Yanlış politikalarla, ekonomik desteklerle ve yatırımlarla önce Bağdat’a karşı Irak’ın kuzeyindeki Barzani yönetimini her yönden ayağa kaldırdık. Teröre karşı Barzani ile işbirliği bile yaptık. Oysa Barzani yönetimi kendini kuzeydeki Kürdistan’ın güneydeki devamı olarak gördü ve terör örgütünü sürekli destekledi. Bu hafta Kuzey Irak’ta 20 Türk tırının yakılması olayı basına da yansıdı. Bazı yayın organlarının bunu yazmaktan kaçındığını da gördük.
Türkiye Suriye’deki yönetimin değişmesi için elinden geleni ABD’den fazla yapmasına rağmen, müdahale söz konusu olduğu zaman, yine devre dışı bırakıldı. Yunanistan ve Kıbrıs’taki İngiliz üssü öne çıktı. Adana’daki İncirlik üssünü sürekli kullanma alışkanlığını kazananlar, Türkiye ile fazla irtibat kurmadılar. Bunda çok açık taraf olmamızın önemli bir payı vardır. Türkiye tabii Bölgesinde ve komşularında ortaya çıkacak sorunlardan kendini dışlayamaz ve ilgisiz de kalamaz. Ancak, bu ilgi yarın Türkiye’ye karşı kullanılacak hasmane politikalara da malzeme olmamalıydı. İsrail karşıtlığı ile yaklaşan seçimlerde rey toplama gayretleri ucuz politikadır. Türkiye gerek Bölgesinde, gerek Dünyada sınırlı etkiye sahip bir ülkedir. Gerçekçi olalım. Dünya Müslümanlarının önderi olmak, ümmeti kucaklamak, onların kurtarıcısı rolüne soyunmak kulağa ve göze hoş gelebilir. Ancak sizi dolduruşa getirenler, bir bakarsınız ki, Kürdistan’ı da size kurdururlar. Yarın sıra Batı Ermenistan’a da gelebilir.

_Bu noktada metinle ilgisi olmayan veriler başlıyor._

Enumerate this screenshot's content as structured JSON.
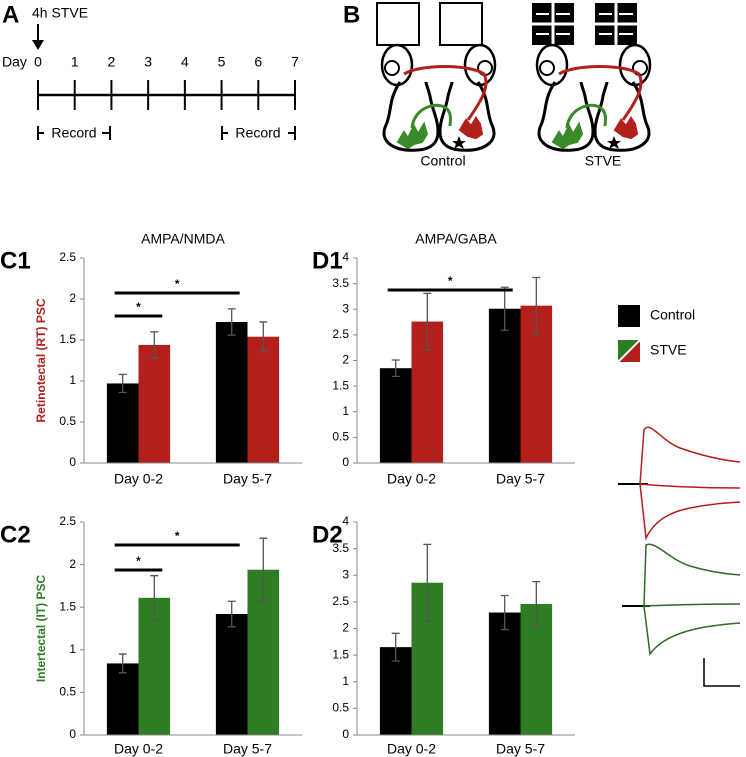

Türkiye Suriye’de okadar taraf haline geldi ki, ABD Kongresinde Suriye’ye yapılacak müdahalenin gerekçeleri arasında İsrail, Türkiye ve Ürdün’ün korunması gösterilebildi. Demek ki ülkemiz yanlış politikalarla hedef haline getirilmiştir. Ülkeyi yönetenlerin herkese çatar şekilde beyanat vermeleri yanlış olmuştur. Hele Ankara Büyükşehir Başkanının Almanya’ya karşı çıkışı orada yaşayan ve çalışan vatandaşlarımızın aleyhine olabilir. İçerde yaptığımız yanlışları, dışarıya karşı tekrar etmeyelim.

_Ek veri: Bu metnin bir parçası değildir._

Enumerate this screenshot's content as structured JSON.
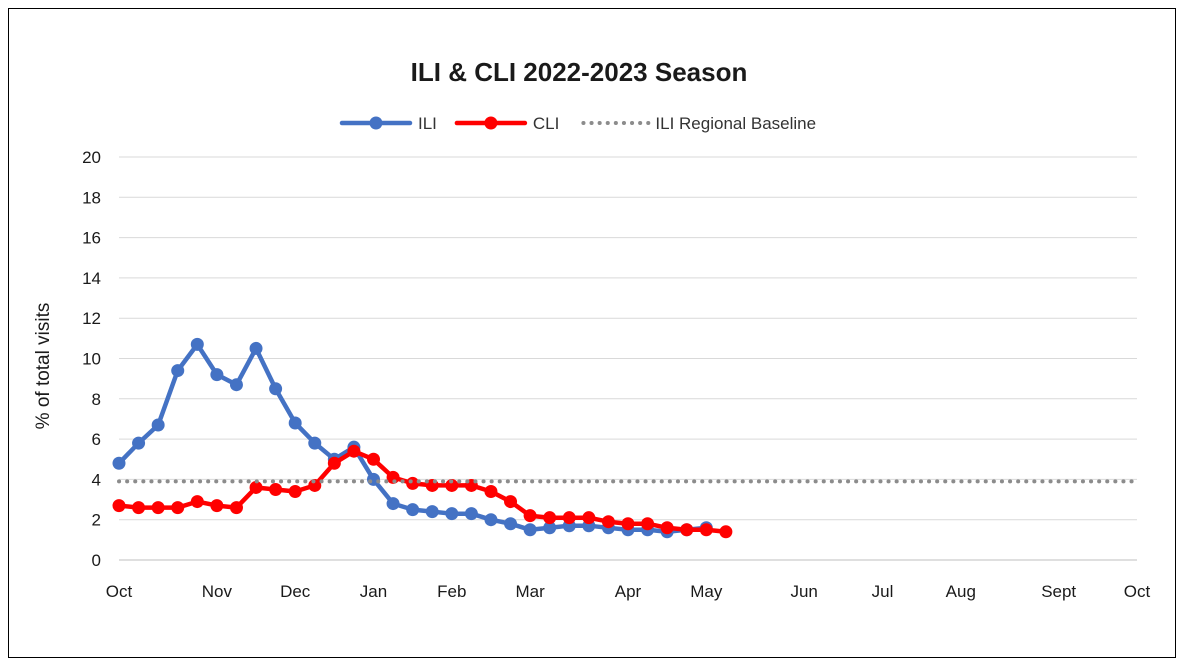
{
  "chart_data": {
    "type": "line",
    "title": "ILI & CLI 2022-2023 Season",
    "xlabel": "",
    "ylabel": "% of total visits",
    "ylim": [
      0,
      20
    ],
    "yticks": [
      0,
      2,
      4,
      6,
      8,
      10,
      12,
      14,
      16,
      18,
      20
    ],
    "xlim": [
      0,
      52
    ],
    "xticks": [
      {
        "label": "Oct",
        "week": 0
      },
      {
        "label": "Nov",
        "week": 5
      },
      {
        "label": "Dec",
        "week": 9
      },
      {
        "label": "Jan",
        "week": 13
      },
      {
        "label": "Feb",
        "week": 17
      },
      {
        "label": "Mar",
        "week": 21
      },
      {
        "label": "Apr",
        "week": 26
      },
      {
        "label": "May",
        "week": 30
      },
      {
        "label": "Jun",
        "week": 35
      },
      {
        "label": "Jul",
        "week": 39
      },
      {
        "label": "Aug",
        "week": 43
      },
      {
        "label": "Sept",
        "week": 48
      },
      {
        "label": "Oct",
        "week": 52
      }
    ],
    "grid": "horizontal",
    "legend": "top-center",
    "series": [
      {
        "name": "ILI",
        "color": "#4472C4",
        "style": "solid-marker",
        "x": [
          0,
          1,
          2,
          3,
          4,
          5,
          6,
          7,
          8,
          9,
          10,
          11,
          12,
          13,
          14,
          15,
          16,
          17,
          18,
          19,
          20,
          21,
          22,
          23,
          24,
          25,
          26,
          27,
          28,
          29,
          30
        ],
        "values": [
          4.8,
          5.8,
          6.7,
          9.4,
          10.7,
          9.2,
          8.7,
          10.5,
          8.5,
          6.8,
          5.8,
          5.0,
          5.6,
          4.0,
          2.8,
          2.5,
          2.4,
          2.3,
          2.3,
          2.0,
          1.8,
          1.5,
          1.6,
          1.7,
          1.7,
          1.6,
          1.5,
          1.5,
          1.4,
          1.5,
          1.6
        ]
      },
      {
        "name": "CLI",
        "color": "#FF0000",
        "style": "solid-marker",
        "x": [
          0,
          1,
          2,
          3,
          4,
          5,
          6,
          7,
          8,
          9,
          10,
          11,
          12,
          13,
          14,
          15,
          16,
          17,
          18,
          19,
          20,
          21,
          22,
          23,
          24,
          25,
          26,
          27,
          28,
          29,
          30,
          31
        ],
        "values": [
          2.7,
          2.6,
          2.6,
          2.6,
          2.9,
          2.7,
          2.6,
          3.6,
          3.5,
          3.4,
          3.7,
          4.8,
          5.4,
          5.0,
          4.1,
          3.8,
          3.7,
          3.7,
          3.7,
          3.4,
          2.9,
          2.2,
          2.1,
          2.1,
          2.1,
          1.9,
          1.8,
          1.8,
          1.6,
          1.5,
          1.5,
          1.4
        ]
      },
      {
        "name": "ILI Regional Baseline",
        "color": "#8C8C8C",
        "style": "dotted",
        "x": [
          0,
          52
        ],
        "values": [
          3.9,
          3.9
        ]
      }
    ]
  }
}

Bir önemli husus da, Türk Dünyasını çözmede ve yanlışa zorlamada ülkemizin kullanılmasıdır. Bize yaptırılan yanlışlar, dost ve kardeş ülkelerin önüne serilerek onlar da yanlış yapmaya zorlanıyorlar. Türk Dünyası öncelikle küreselleştirilmeyi artı ve eksileriyle tartışabilmeli ve milli bağımsızlıkları için küreselleşmenin şifrelerini çözebilmelidirler. Aksi halde, her alanda teslimiyetçi politikalar bir çözüm ve çıkış yolu gibi yutturulabilir.